Perform all of your recovery runs—easy and short sessions between hard workout days—at no more than 65 percent.
No more than 30 to 40 minutes workout sessions.
Do this workout typically the day after an interval session, a long run, or a race.
Zone 2: The Aerobic Endurance Zone
As a runner, do the bulk of your training within this important zone.
In fact, any continuous, non-stop cardio workout lasting for 45 to 60 minutes, or even longer should be performed within this zone.
Percentage: 70 to 80 percent of MHR.
Pace: Most workouts performed within this zone must feel comfortable enough to hold a conversation without panting for breath.
Purpose: These runs can help you increase mitochondrial, capillary volumes as well as triggering other cellular changes within your running muscles.
Also, during the building phase of a training cycle, make sure to perform most of your runs at this zone.
Run for 60 to 90 minutes while keeping a steady and comfortable pace the entire time.
Zone 3: The Lactate Threshold Zone
The lactate threshold effort is also known as anaerobic threshold, and is more universally, referred to as a tempo run.

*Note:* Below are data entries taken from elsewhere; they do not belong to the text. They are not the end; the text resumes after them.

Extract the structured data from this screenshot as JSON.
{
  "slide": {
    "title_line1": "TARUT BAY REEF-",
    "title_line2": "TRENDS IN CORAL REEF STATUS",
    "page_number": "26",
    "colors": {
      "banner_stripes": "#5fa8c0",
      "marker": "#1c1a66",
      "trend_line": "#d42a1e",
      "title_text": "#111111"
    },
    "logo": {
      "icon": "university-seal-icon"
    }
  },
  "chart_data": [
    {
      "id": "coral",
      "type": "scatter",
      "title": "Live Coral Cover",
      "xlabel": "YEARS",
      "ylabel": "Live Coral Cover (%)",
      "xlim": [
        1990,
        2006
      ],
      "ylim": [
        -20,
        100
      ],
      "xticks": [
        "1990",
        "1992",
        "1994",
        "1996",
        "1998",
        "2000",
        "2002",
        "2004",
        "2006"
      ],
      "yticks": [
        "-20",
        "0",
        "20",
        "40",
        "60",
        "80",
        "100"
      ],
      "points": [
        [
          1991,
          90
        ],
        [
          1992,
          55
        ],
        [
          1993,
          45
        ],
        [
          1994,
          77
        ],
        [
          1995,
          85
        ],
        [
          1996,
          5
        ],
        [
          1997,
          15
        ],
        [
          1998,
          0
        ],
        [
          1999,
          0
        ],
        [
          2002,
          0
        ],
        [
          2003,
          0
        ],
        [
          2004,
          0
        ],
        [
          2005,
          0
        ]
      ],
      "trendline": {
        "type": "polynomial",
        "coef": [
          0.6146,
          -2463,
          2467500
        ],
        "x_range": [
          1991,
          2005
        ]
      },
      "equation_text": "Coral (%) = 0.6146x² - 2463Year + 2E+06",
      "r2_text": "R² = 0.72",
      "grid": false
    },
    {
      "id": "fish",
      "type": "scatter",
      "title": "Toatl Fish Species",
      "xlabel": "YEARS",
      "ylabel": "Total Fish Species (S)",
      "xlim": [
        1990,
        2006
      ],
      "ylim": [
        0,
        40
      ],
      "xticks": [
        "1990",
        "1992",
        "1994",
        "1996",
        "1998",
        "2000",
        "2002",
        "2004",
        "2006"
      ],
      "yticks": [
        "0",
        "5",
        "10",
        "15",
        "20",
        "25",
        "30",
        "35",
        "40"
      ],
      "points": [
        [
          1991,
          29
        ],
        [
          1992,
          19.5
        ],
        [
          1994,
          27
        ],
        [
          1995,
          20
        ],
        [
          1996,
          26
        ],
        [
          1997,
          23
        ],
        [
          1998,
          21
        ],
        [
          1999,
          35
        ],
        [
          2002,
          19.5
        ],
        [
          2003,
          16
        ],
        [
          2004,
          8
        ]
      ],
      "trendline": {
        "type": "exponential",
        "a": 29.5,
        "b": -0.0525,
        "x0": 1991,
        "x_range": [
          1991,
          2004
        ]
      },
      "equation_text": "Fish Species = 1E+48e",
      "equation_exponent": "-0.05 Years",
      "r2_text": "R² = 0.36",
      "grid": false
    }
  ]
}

This is the point at which your body can no longer get rid of the lactic acid build as quickly as it is produced.
This typically occurs at approximately 82 to 88 percent of MHR, according to this research.
Percentage: Around 81 to 90 percent of HR.
Pace: The workouts within this zone should be performed roughly at 10K to half marathon race pace. The comfortably hard effort is sustained over a set period—usually 15 to 30 minutes
Purpose: The primary purpose of this zone is to teach your body to run hard for sustained longer periods, by increasing your lactate threshold, improving performance in the process.
Warm up for 10 minutes in Zone 1, then run for 15 to 20 minutes at exactly 85 percent.
To do this, program your heart rate device to beep whenever your heart rate slips over or under the limits of the 80 to 90 percent range.
Last up, finish your run with a 10-minute cool in Zone 1
Zone 4: The Anaerobic Power Zone
This is what commonly referred to as speedwork or VO2 max work in the running circles.
Percentage: Around 91 to 97 percent of your max HR.
Pace: The low limits of this zone are around 5K pace, and the upper limits are your typical full-out sprinting effort.
Running and exercising within this zone should be performed at near maximum, and should feel extremely hard. Also, you should only be able to run for a few minutes before you get completely exhausted.
Purpose: Great for developing anaerobic capacity.
After a thorough 10-minute dynamic warm-up, perform at least six 800m runs, at around 90 percent in each rep.
Zone 5: The Max Aerobic Zone
As the name implies, this is your maximal effort. This is the end of the line when it comes to training intensity.
Percentage: Roughly 97 to 100 percent of Max HR.
Pace: During this zone, your cardiovascular and respiratory system will be pushed to maximum capacity, exhausting yourself in the process.
Purpose: The primary purpose of Zone 5 workouts is boosting strength and power in your fast twitch muscles—key for top end speed.
Please, DO NOT engage in zone 5 workouts on a regular basis. Otherwise, you’ll be putting your body in a whole world of hurt, and you don’t want that.
After a thorough 10-minute dynamic warm-up, perform ten 400m sprints with 200m recovery jog between each sprint, with the heart rate slipping down to at least 70 percent during the recovery jogs.
Finish up the session with a 10-minute cool down.